Die "Sensationen" von Fatima

Dem Papst ging es darum, das Geschehen von Fatima in den heilsgeschichtlichen Zusammenhang zu stellen

"Kathpress"-Korrespondentenbericht von Ludwig Ring-Eifel

Lissabon, 15.5.00 (KAP) Zwei "Sensationen" hat der Vatikan am Samstag im portugiesischen Marienwallfahrtsort Fatima angekündigt: Das sagenumwobene "dritte Geheimnis von Fatima" hat mit dem Papstattentat von 1981 sowie mit dem Untergang der kommunistischen Diktaturen in Europa im Jahr 1989 zu tun. Und, Sensation Nummer zwei, der volle Text der Prophezeiung wird demnächst von der vatikanischen Glaubenskongregation unter Kardinal Joseph Ratzinger zusammen mit einem theologischen Kommentar veröffentlicht. Die Ankündigung machte kein geringerer als Kardinal-Staatsekretär Angelo Sodano in einer überraschenden Rede nach dem Seligsprechungsgottesdienst, den Papst Johannes Paul II. am gleichen Tag in Fatima für die beiden Hirtenkinder Jacinta und Francisco Marto gefeiert hatte.

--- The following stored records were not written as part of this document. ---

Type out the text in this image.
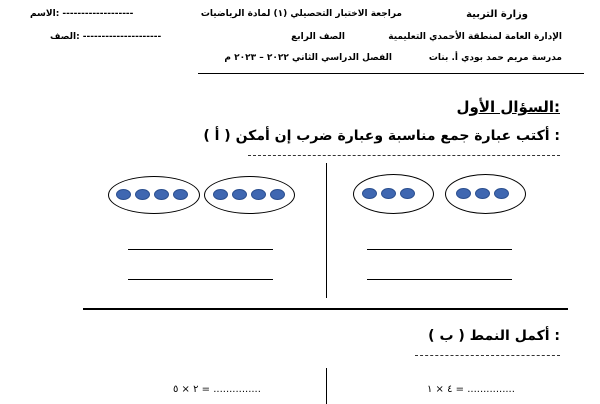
وزارة التربية
الإدارة العامة لمنطقة الأحمدي التعليمية
مدرسة مريم حمد بودي أ. بنات
مراجعة الاختبار التحصيلي (١) لمادة الرياضيات
الصف الرابع
الفصل الدراسي الثاني ٢٠٢٢ – ٢٠٢٣ م
الاسم: -------------------
الصف: ---------------------
السؤال الأول:
( أ ) أكتب عبارة جمع مناسبة وعبارة ضرب إن أمكن :
( ب ) أكمل النمط :
٤ × ١ = ...............
٢ × ٥ = ...............
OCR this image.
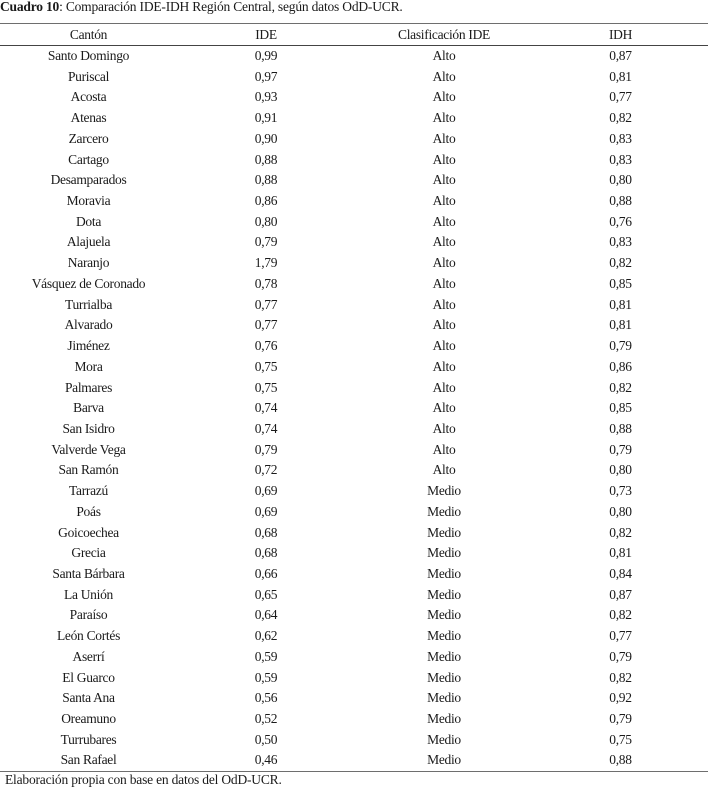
Cuadro 10: Comparación IDE-IDH Región Central, según datos OdD-UCR.
Cantón	IDE	Clasificación IDE	IDH
Santo Domingo	0,99	Alto	0,87
Puriscal	0,97	Alto	0,81
Acosta	0,93	Alto	0,77
Atenas	0,91	Alto	0,82
Zarcero	0,90	Alto	0,83
Cartago	0,88	Alto	0,83
Desamparados	0,88	Alto	0,80
Moravia	0,86	Alto	0,88
Dota	0,80	Alto	0,76
Alajuela	0,79	Alto	0,83
Naranjo	1,79	Alto	0,82
Vásquez de Coronado	0,78	Alto	0,85
Turrialba	0,77	Alto	0,81
Alvarado	0,77	Alto	0,81
Jiménez	0,76	Alto	0,79
Mora	0,75	Alto	0,86
Palmares	0,75	Alto	0,82
Barva	0,74	Alto	0,85
San Isidro	0,74	Alto	0,88
Valverde Vega	0,79	Alto	0,79
San Ramón	0,72	Alto	0,80
Tarrazú	0,69	Medio	0,73
Poás	0,69	Medio	0,80
Goicoechea	0,68	Medio	0,82
Grecia	0,68	Medio	0,81
Santa Bárbara	0,66	Medio	0,84
La Unión	0,65	Medio	0,87
Paraíso	0,64	Medio	0,82
León Cortés	0,62	Medio	0,77
Aserrí	0,59	Medio	0,79
El Guarco	0,59	Medio	0,82
Santa Ana	0,56	Medio	0,92
Oreamuno	0,52	Medio	0,79
Turrubares	0,50	Medio	0,75
San Rafael	0,46	Medio	0,88
Elaboración propia con base en datos del OdD-UCR.
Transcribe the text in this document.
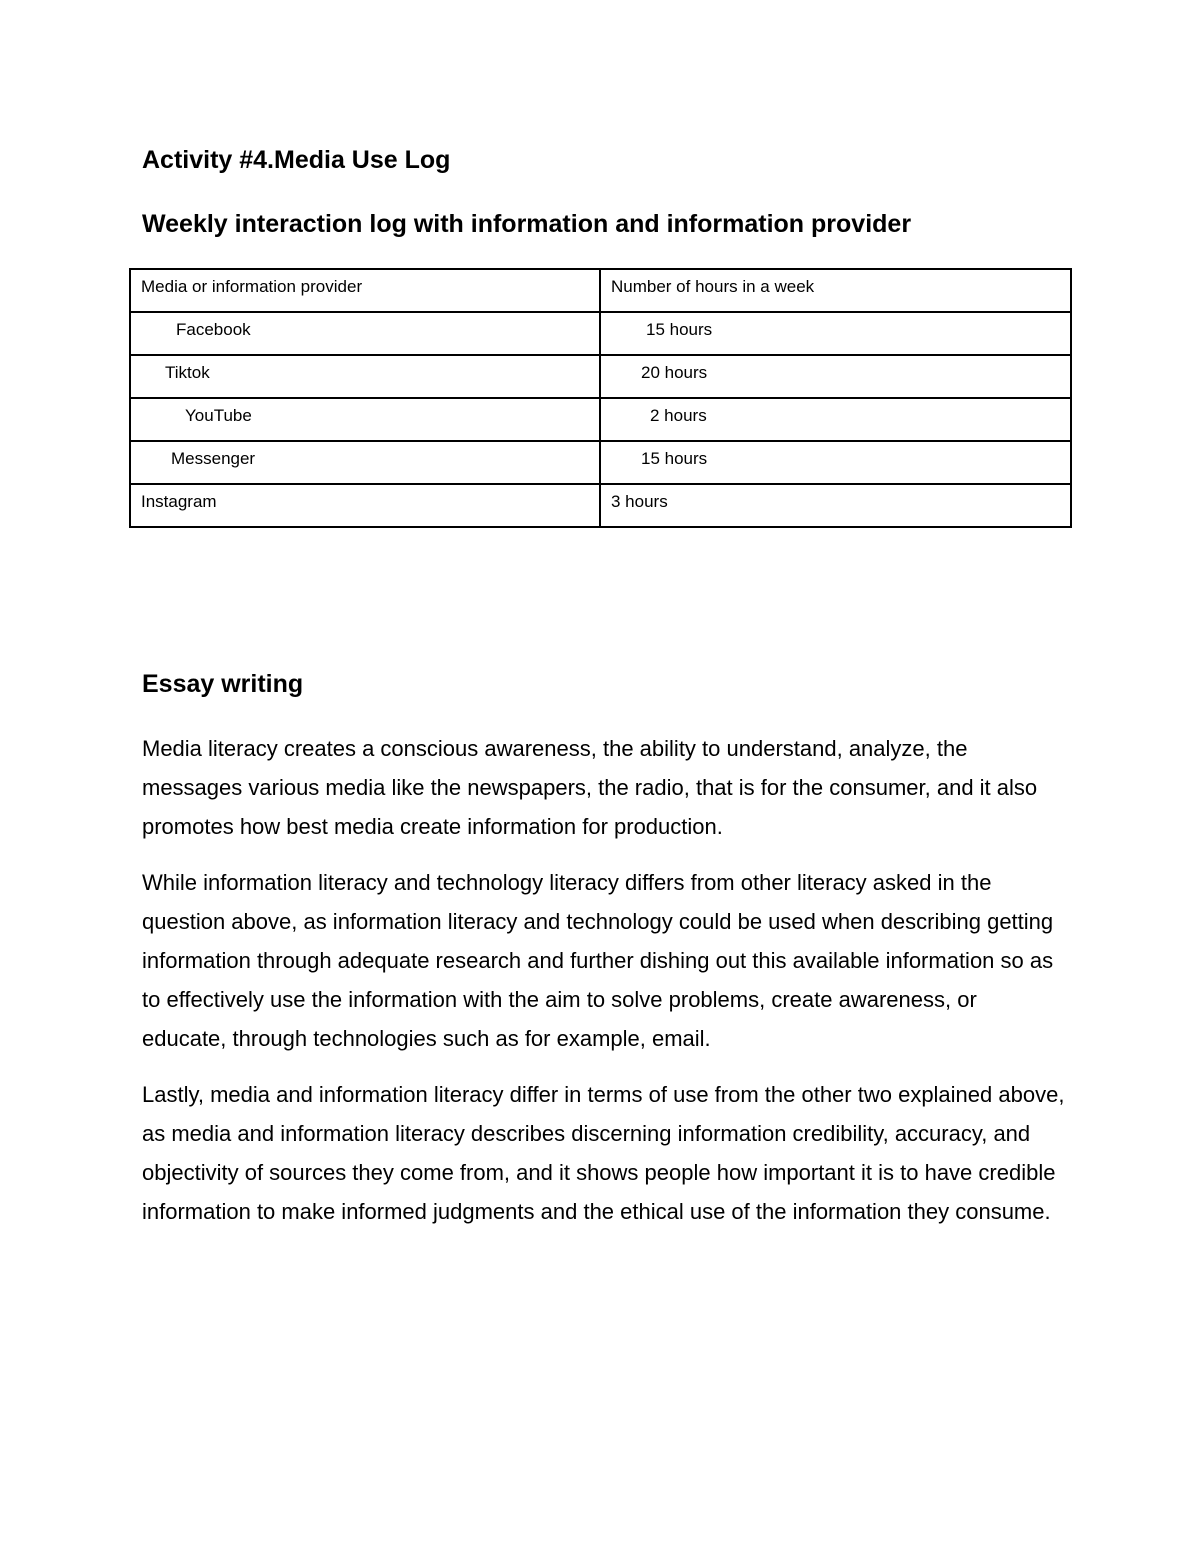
Activity #4.Media Use Log
Weekly interaction log with information and information provider
Media or information provider	Number of hours in a week
Facebook	15 hours
Tiktok	20 hours
YouTube	2 hours
Messenger	15 hours
Instagram	3 hours
Essay writing

Media literacy creates a conscious awareness, the ability to understand, analyze, the messages various media like the newspapers, the radio, that is for the consumer, and it also promotes how best media create information for production.

While information literacy and technology literacy differs from other literacy asked in the question above, as information literacy and technology could be used when describing getting information through adequate research and further dishing out this available information so as to effectively use the information with the aim to solve problems, create awareness, or educate, through technologies such as for example, email.

Lastly, media and information literacy differ in terms of use from the other two explained above, as media and information literacy describes discerning information credibility, accuracy, and objectivity of sources they come from, and it shows people how important it is to have credible information to make informed judgments and the ethical use of the information they consume.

Sodano erklärte, dass das bislang nicht veröffentlichte Geheimnis "prophetische Visionen", ähnlich denen der Bibel, enthalte und symbolisch interpretiert werden müsse. Genaue Zeitangaben gebe es nicht, und es gebe auch keine "fotografisch klaren Details". Trotz dieser Einschränkung war Sodano eindeutig, was den Inhalt betrifft: Das Geheimnis handle vom Kampf der atheistischen Systeme gegen die Kirche und darüber hinaus auch vom Attentat auf Johannes Paul II., das Ali Agca 1981 auf dem Petersplatz verübte.

Sodano bestätigte mit seiner Rede, dass die Weissagungen der Muttergottes weitgehend bereits im 20. Jahrhundert eingetreten zu sein scheinen, und dass diese Interpretation auch durch die noch lebende Seherin Lucia bestätigt wird. Zugleich betonte er, dass dennoch die Angriffe auf die Kirche und das Martyrium von Christen in einigen Teilen der Welt weiter gingen. Deshalb bleibe der Aufruf der Mariens zu Umkehr und Gebet weiter aktuell.

Der Papst als Hauptperson der Enthüllungen hatte Sodano mit der Rede beauftragt, hörte aber selbst schweigend zu, während der Kardinal-Staatssekretär sprach. Johannes Paul II. hatte zuvor im Gottesdienst bei seiner Predigt einige Andeutungen gemacht, die den Schluss zuließen, dass er die Geheimnisse von Fatima als bereits erfüllt ansieht. So stellte er eine Verbindung her zwischen den Visionen der Kinder und denen der Offenbarung des Johannes aus dem Neuen Testament.

Und Johannes Paul II. sprach von den Katastrophen des 20. Jahrhunderts, den Weltkriegen, den Vernichtungslagern und Gulags, den ethnischen Säuberungen, den Angriffen auf das geborene und das ungeborene Leben, sowie von den Christen, die in diesem Jahrhundert in Zeiten harter Prüfungen durch ihr Leben und Sterben Zeugnis für den Glauben gaben. "Hier in Fatima, wo diese Zeiten der Prüfung prophezeit worden sind, will ich dem Himmel danken für die Kraft dieses Zeugnisses", sagte der Papst. Sodann dankte er abermals der Muttergottes von Fatima für seine Errettung beim Attentat von 1981 und erinnerte daran, dass in den Visionen von Fatima auch von den Leiden des Papstes die Rede gewesen sei.

Am Abend zuvor hatte der Papst bereits in einer eindrucksvollen Geste angedeutet, wie wichtig ihm die Geschehnisse von Fatima sind. Der Papst, der am kommenden Donnerstag 80 Jahre alt wird, legte neben der Marienstatue in der Erscheinungskapelle den Ring als Geschenk nieder, den ihm der polnische Primas Kardinal Jozef Wyszinski im Oktober 1978 zu seinem Amtsantritt als Papst geschenkt hatte. Der polnische Kardinal war es gewesen, der Johannes Paul II. bei seiner Wahl gesagt hatte: "Du wirst die Kirche ins Jahr 2000 führen".